For each sentence, Keras expects a NumPy matrix containing one-hot vectors for each token. What’s a one-hot vector? In a one-hot vector, every token in our set is represented by a `0` except for the current token which is represented by a `1`. For example given the vocabulary `["the", "dog", "licked", "me"]`, a one-hot vector for “dog” would look like `[0, 1, 0, 0]`.

In order to vectorize our data and later translate it from vectors, it’s helpful to have a features dictionary (and a reverse features dictionary) to easily translate between all the 1s and 0s and actual words. We’ll build out the following:

• a features dictionary for English
• a features dictionary for Spanish
• a reverse features dictionary for English (where the keys and values are swapped)
• a reverse features dictionary for Spanish

Once we have all of our features dictionaries set up, it’s time to vectorize the data! We’re going to need vectors to input into our encoder and decoder, as well as a vector of target data we can use to train the decoder.

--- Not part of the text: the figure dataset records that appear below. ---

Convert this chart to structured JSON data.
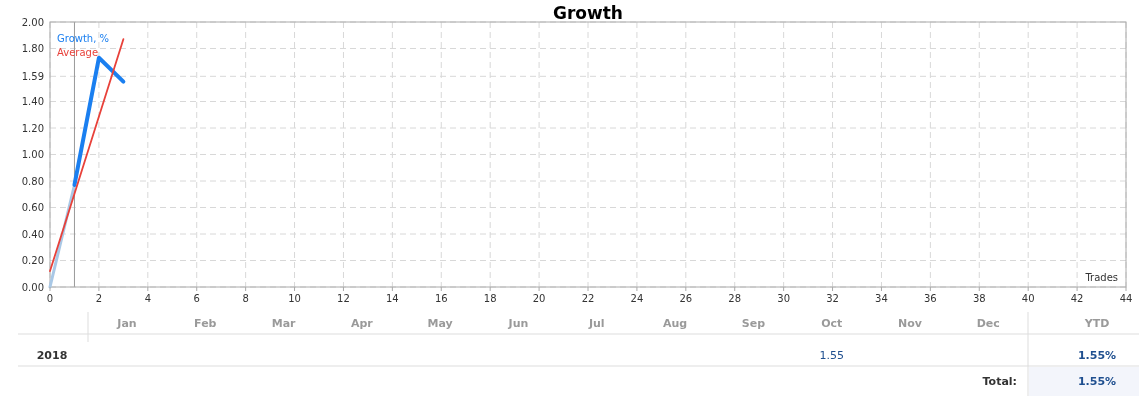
{
  "chart_data": {
    "type": "line",
    "title": "Growth",
    "xlabel": "Trades",
    "xlim": [
      0,
      44
    ],
    "xticks": [
      0,
      2,
      4,
      6,
      8,
      10,
      12,
      14,
      16,
      18,
      20,
      22,
      24,
      26,
      28,
      30,
      32,
      34,
      36,
      38,
      40,
      42,
      44
    ],
    "ylim": [
      0,
      2
    ],
    "yticks": [
      {
        "value": 0,
        "label": "0.00"
      },
      {
        "value": 0.2,
        "label": "0.20"
      },
      {
        "value": 0.4,
        "label": "0.40"
      },
      {
        "value": 0.6,
        "label": "0.60"
      },
      {
        "value": 0.8,
        "label": "0.80"
      },
      {
        "value": 1,
        "label": "1.00"
      },
      {
        "value": 1.2,
        "label": "1.20"
      },
      {
        "value": 1.4,
        "label": "1.40"
      },
      {
        "value": 1.59,
        "label": "1.59"
      },
      {
        "value": 1.8,
        "label": "1.80"
      },
      {
        "value": 2,
        "label": "2.00"
      }
    ],
    "grid": true,
    "legend": "top left",
    "ref_lines": [
      {
        "axis": "x",
        "value": 1,
        "color": "#999999"
      }
    ],
    "series": [
      {
        "color": "#a9c8e6",
        "x": [
          0,
          1
        ],
        "values": [
          0,
          0.77
        ]
      },
      {
        "name": "Growth, %",
        "color": "#1a7ff0",
        "x": [
          1,
          2,
          3
        ],
        "values": [
          0.77,
          1.73,
          1.55
        ]
      },
      {
        "name": "Average",
        "color": "#e8413a",
        "x": [
          0,
          3
        ],
        "values": [
          0.12,
          1.87
        ]
      }
    ],
    "annotations": [
      "Jan",
      "Feb",
      "Mar",
      "Apr",
      "May",
      "Jun",
      "Jul",
      "Aug",
      "Sep",
      "Oct",
      "Nov",
      "Dec",
      "YTD",
      "2018",
      "1.55",
      "1.55%",
      "Total:",
      "1.55%"
    ]
  }
}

Because each matrix is almost all zeros, we’ll use `numpy.zeros()` from the NumPy library to build them out.

``````import numpy as np

encoder_input_data = np.zeros(
(len(input_docs), max_encoder_seq_length, num_encoder_tokens),
dtype='float32')``````

Let’s break this down:

We defined a NumPy matrix of zeros called `encoder_input_data` with two arguments:

• the shape of the matrix — in our case the number of documents (or sentences) by the maximum token sequence length (the longest sentence we want to see) by the number of unique tokens (or words)
• the data type we want — in our case NumPy’s `float32`, which can speed up our processing a bit

### Instructions

1.

Hang on… where did all that code go from the previous exercise? Don’t worry, it’s still there; we just moved it over to preprocess.py (all the necessary variables are imported at the top of script.py) to make some room for the new influx of code!

Take a look at the new code. You’ll see we’ve defined a features dictionary for our input vocabulary called `input_features_dict`.

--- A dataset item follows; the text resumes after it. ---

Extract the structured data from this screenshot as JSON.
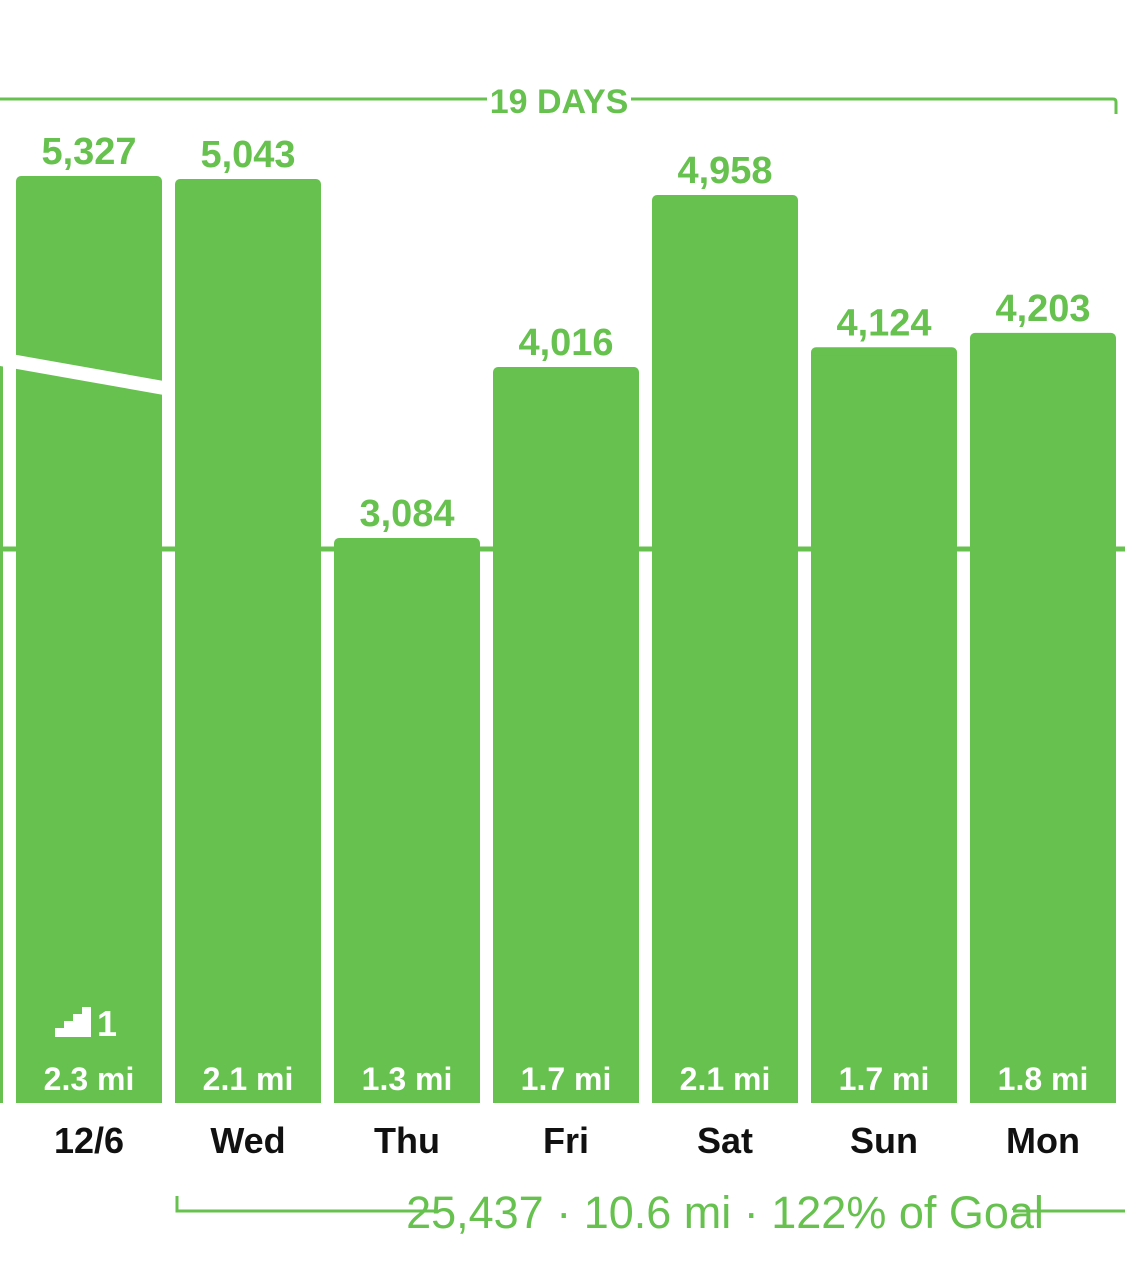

Below `input_features_dict`, build `target_features_dict` the same way, but using the set of target tokens instead of input tokens.

2.

We’ve also built out the `reverse_input_features_dict`, which just swaps keys for values of the `input_features_dict`.

Build the `reverse_target_features_dict` in the same way, reversing the key-value pairs in `target_features_dict`.

3.

We already have the `encoder_input_data` numpy matrix done for you.

Your task is to create the following NumPy matrices with the same arguments as `encoder_input_data`, except they should should use the max sequence length for decoder sentences instead of encoder sentences, and the number of decoder tokens instead of encoder tokens:

• `decoder_input_data`: a matrix for the data we’ll pass into the decoder
• `decoder_target_data`: a matrix for the data we expect the decoder to produce

(The two new matrices you create should be identical for now.)